I think that it cannot be disputed that if a man obtains money from another upon a false representation, as, for instance, upon a check which of itself is a representation that the maker has funds on deposit to meet it, the injured one may either sue upon the unpaid check ex contractu or ex delicto upon the tort, the deprivation of his property by the false representation, and this without reference to any criminal statute that may exist. If so, the liability of the “check flasher” lies in tort, and he cannot claim the protection of the constitutional immunity.
“The mere drawing and delivery of a check to a third person, without explanation is equivalent to a representation that the drawer has funds or credit in the bank, and if known to be untrue is a false pretense.” Note, 17 L. R. A. (N. S.), 244, citing many cases; note, Ann. Cas., 1916E, 736.
“The weight of authority and reason is to the effect that the mere making of a check and delivering it to another to induce the other to deliver property or money to the maker is an assertion or pretense that the drawer has at the time money or credit in the bank on which the check is drawn, *209and that the check will be paid by the bank upon presentation.” State v. Foxton, 166 Iowa, 181; 147 N. W., 347; 52 L. R. A. (N. S.), 919, Ann. Cas., 1916E, 727.
In Tryon v. Hassinger, 1 Clark (Pa.), 184, the plaintiff made a loan to the defendant, induced by false representation in reference to certain collateral securities. The plaintiff sued, not to recover the debt, but.upon the false representations. The Court held that the action was \ex delicto, and not ex contractu, and that therefore the defendant was not entitled to a discharge from imprisonment under the act abolishing imprisonment for debt.
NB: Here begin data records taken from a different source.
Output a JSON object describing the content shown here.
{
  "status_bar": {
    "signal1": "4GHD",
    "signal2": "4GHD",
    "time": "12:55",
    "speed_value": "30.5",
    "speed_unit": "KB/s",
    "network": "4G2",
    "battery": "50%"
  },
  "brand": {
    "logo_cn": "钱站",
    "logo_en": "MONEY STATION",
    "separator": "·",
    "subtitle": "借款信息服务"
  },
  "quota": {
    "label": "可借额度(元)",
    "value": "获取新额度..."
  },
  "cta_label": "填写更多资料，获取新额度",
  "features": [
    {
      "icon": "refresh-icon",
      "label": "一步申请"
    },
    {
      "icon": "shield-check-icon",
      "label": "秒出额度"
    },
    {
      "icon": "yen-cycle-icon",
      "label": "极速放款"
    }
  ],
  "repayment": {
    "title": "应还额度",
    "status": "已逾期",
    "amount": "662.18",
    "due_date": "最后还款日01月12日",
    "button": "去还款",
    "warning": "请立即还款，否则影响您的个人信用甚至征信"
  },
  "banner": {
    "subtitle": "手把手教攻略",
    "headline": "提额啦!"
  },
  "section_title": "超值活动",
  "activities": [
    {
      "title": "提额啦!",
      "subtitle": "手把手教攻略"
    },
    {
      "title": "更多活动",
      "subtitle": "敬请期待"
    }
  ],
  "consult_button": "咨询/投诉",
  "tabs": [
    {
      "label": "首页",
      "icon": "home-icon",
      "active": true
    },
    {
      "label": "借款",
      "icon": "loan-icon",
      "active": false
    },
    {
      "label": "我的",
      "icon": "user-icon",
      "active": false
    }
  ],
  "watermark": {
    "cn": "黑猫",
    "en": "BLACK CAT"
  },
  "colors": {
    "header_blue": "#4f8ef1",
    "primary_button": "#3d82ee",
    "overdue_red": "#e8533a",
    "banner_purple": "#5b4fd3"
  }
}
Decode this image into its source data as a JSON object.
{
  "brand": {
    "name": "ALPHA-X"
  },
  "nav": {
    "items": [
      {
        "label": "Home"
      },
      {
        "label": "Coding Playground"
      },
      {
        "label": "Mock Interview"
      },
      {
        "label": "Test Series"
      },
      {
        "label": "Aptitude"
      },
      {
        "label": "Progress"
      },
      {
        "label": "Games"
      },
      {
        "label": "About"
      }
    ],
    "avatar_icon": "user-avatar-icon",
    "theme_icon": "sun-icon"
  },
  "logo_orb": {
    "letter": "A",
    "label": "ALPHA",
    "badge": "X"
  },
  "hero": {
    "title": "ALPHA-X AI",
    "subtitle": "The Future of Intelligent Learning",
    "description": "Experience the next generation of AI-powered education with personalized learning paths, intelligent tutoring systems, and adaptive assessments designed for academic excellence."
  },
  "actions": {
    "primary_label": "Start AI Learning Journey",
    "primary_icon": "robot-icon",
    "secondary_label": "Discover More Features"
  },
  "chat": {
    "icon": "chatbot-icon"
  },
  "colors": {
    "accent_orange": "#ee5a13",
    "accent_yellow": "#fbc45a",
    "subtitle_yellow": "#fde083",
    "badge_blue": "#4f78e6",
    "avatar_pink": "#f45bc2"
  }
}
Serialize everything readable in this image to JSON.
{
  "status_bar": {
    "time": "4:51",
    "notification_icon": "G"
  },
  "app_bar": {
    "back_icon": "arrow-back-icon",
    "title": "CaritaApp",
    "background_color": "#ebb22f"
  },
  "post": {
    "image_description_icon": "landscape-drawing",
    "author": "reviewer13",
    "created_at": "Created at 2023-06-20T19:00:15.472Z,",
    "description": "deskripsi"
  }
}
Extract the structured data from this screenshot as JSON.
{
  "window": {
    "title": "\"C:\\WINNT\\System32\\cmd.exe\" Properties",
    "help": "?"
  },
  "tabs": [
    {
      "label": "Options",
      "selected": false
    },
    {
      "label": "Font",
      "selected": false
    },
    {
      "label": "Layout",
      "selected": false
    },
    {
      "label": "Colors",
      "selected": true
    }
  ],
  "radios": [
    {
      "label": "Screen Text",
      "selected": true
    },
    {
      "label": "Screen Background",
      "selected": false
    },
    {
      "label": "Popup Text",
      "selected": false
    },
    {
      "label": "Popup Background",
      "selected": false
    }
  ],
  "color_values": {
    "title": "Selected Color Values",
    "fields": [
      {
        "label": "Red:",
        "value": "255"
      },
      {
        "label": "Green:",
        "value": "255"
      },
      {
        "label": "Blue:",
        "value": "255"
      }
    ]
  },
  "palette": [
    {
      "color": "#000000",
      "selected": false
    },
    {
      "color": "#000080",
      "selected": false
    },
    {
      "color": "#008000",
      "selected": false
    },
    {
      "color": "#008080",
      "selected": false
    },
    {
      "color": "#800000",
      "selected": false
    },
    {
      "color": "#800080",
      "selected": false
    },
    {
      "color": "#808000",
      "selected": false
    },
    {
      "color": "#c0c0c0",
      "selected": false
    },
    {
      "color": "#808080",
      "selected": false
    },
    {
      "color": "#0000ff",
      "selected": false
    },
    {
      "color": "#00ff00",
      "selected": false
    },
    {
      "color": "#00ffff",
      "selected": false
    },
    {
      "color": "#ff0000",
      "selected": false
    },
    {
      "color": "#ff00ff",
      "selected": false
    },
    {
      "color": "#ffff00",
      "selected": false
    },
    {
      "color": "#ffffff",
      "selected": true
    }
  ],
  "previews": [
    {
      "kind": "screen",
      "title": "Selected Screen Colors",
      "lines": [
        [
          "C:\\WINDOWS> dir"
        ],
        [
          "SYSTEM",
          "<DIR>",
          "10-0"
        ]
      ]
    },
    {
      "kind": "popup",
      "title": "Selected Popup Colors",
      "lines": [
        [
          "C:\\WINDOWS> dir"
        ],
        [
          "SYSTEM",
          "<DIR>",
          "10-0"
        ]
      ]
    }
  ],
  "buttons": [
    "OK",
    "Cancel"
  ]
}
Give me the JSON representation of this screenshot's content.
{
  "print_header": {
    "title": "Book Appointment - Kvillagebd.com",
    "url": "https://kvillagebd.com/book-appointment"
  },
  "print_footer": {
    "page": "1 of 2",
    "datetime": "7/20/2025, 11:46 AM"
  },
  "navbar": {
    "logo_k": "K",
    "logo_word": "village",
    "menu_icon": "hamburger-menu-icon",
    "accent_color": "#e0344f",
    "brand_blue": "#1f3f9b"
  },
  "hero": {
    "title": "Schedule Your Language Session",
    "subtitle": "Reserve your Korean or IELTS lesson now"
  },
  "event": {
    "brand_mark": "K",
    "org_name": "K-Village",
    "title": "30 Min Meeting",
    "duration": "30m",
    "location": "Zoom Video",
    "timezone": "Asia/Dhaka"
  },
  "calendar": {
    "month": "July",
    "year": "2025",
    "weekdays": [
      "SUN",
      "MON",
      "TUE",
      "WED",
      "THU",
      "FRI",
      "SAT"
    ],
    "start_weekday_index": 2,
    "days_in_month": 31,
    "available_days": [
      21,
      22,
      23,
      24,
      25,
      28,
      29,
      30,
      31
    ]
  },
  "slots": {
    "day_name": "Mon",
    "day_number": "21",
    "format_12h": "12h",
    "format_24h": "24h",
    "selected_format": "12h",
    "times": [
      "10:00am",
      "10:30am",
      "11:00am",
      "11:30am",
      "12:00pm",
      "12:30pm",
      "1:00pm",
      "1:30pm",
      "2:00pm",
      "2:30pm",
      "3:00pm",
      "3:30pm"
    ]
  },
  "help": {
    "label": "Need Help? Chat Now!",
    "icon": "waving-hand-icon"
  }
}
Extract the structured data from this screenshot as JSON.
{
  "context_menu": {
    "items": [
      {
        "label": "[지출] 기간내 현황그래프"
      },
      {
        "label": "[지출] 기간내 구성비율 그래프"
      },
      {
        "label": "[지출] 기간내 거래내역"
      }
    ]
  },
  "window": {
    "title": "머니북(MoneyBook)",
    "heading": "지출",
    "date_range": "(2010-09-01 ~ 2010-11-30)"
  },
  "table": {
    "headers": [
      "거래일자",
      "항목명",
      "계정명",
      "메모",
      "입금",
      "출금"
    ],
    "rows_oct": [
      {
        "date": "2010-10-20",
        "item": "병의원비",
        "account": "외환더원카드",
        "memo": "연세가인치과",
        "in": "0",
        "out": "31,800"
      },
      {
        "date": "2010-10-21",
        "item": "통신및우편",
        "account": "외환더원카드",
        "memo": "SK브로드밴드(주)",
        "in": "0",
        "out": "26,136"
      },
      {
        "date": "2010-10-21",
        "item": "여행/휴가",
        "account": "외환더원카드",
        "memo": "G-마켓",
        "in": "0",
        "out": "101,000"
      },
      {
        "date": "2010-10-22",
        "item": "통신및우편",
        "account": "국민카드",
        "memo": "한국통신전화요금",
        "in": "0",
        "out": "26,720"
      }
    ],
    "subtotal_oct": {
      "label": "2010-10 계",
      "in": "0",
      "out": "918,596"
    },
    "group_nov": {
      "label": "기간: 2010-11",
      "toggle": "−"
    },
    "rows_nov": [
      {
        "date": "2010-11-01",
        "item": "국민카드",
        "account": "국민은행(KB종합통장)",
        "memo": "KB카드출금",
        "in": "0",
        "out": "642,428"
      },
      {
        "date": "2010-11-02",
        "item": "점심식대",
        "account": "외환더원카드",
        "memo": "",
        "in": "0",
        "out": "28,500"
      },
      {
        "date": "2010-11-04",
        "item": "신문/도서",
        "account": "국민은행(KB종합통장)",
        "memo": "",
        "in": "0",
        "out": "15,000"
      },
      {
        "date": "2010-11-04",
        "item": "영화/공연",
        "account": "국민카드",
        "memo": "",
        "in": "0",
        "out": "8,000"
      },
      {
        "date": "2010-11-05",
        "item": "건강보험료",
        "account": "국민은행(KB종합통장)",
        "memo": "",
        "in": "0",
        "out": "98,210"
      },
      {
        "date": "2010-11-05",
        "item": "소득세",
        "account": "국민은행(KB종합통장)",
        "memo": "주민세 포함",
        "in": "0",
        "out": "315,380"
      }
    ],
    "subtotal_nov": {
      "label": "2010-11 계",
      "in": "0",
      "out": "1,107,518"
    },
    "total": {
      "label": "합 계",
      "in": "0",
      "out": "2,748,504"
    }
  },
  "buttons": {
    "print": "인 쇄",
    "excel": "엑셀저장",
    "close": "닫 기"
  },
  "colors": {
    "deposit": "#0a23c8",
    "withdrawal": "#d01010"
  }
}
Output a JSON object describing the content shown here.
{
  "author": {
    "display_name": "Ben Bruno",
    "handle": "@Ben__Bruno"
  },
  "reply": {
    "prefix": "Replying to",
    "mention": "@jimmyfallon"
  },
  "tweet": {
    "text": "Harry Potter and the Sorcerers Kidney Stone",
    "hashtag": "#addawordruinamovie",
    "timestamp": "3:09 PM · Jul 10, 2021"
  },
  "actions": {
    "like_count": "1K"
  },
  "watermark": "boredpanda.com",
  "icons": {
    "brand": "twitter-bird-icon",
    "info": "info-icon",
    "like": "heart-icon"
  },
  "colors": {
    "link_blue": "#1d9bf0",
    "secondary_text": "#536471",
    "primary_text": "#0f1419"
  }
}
In Ex parte Berry, 85 S. C., 243; 67 S. E., 225; 20 Ann Cas., 1344, the Court said:
“A few cases are to be found in which the doctrine is asserted that the inhibition against imprisonment for debt, except in cases of fraud, applies to the civil liability for torts; but the term 'debt/ as used in the Constitution, is held by the. great weight of authority to embrace obligations arising out of contract, and to exclude liability for torts and fines imposed for crime. Ex parte Holman, 79 S. C., 9; 60 S. E., 19; Cooley on Constitutional Limitations, 341.”